El Mundial 2026 no solo promete convertirse en uno de los eventos deportivos más vistos de la historia, sino también en un importante motor económico para el planeta. De acuerdo con un estudio elaborado por UBS, la competición tendría un impacto estimado de 41 000 millones de dólares en el Producto Interno Bruto (PIB) global, impulsado por el turismo, el consumo, los derechos de transmisión y la actividad comercial asociada al torneo.
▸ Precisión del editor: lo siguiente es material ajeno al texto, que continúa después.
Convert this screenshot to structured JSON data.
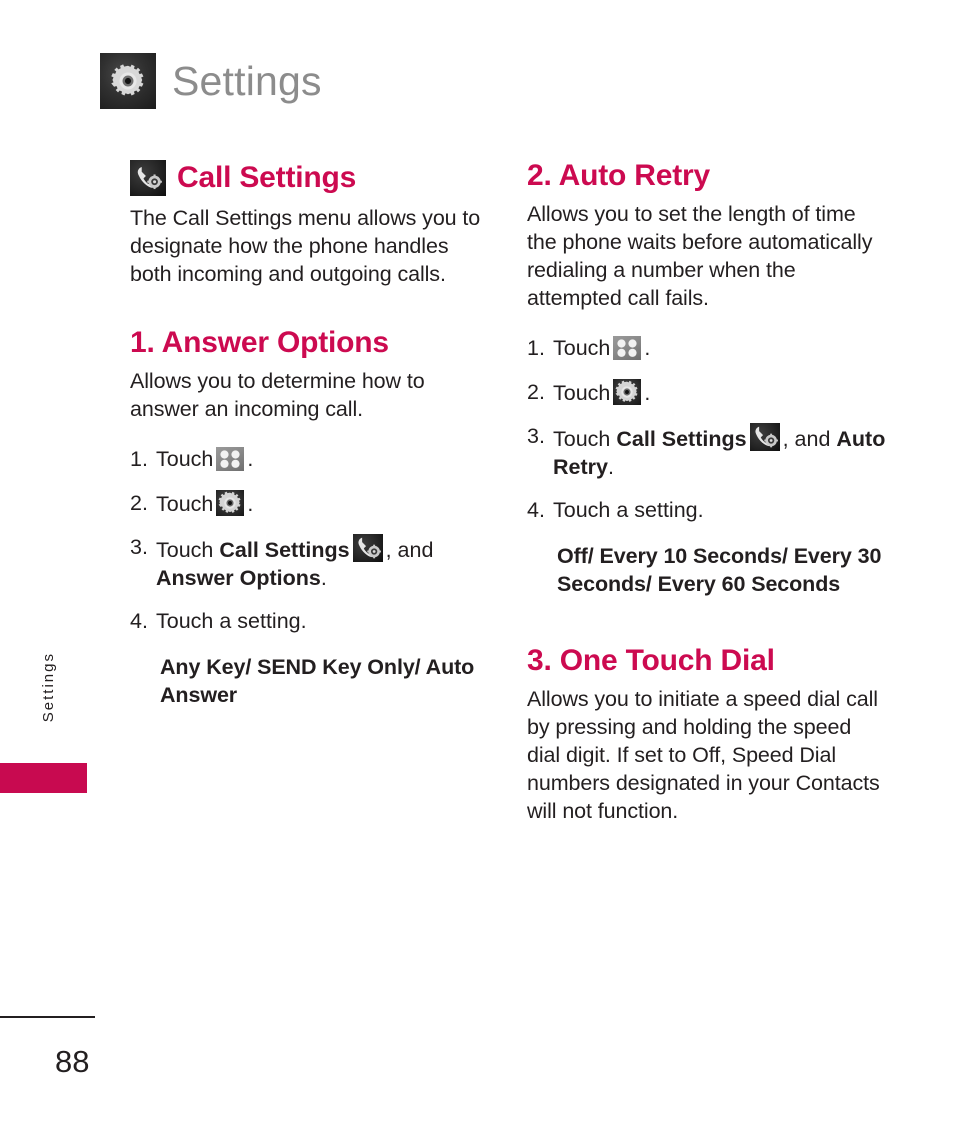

El informe proyecta además una audiencia cercana a los 6000 millones de espectadores en todo el mundo, una cifra que representa aproximadamente tres de cada cuatro habitantes del planeta. Este alcance confirma el papel del fútbol como el deporte con mayor capacidad de convocatoria y como una plataforma de enorme influencia económica, cultural y mediática.
Los analistas también destacan la evolución que ha experimentado la industria futbolística en los últimos años. Según el reporte, los 20 clubes con mayores ingresos alcanzaron una facturación récord de 12 400 millones de euros durante la temporada 2024/25, registrando un crecimiento interanual del 11 %. Este incremento refleja el fortalecimiento de los modelos de negocio vinculados a patrocinios, derechos audiovisuales y expansión comercial internacional.
Otro aspecto relevante señalado por UBS es la transformación en las estructuras de propiedad dentro del fútbol profesional. La creciente participación de fondos de inversión, capital institucional y nuevos mecanismos financieros evidencia cómo este deporte ha dejado de ser únicamente una actividad competitiva para consolidarse como una industria global con creciente atractivo para inversionistas y actores económicos de gran escala.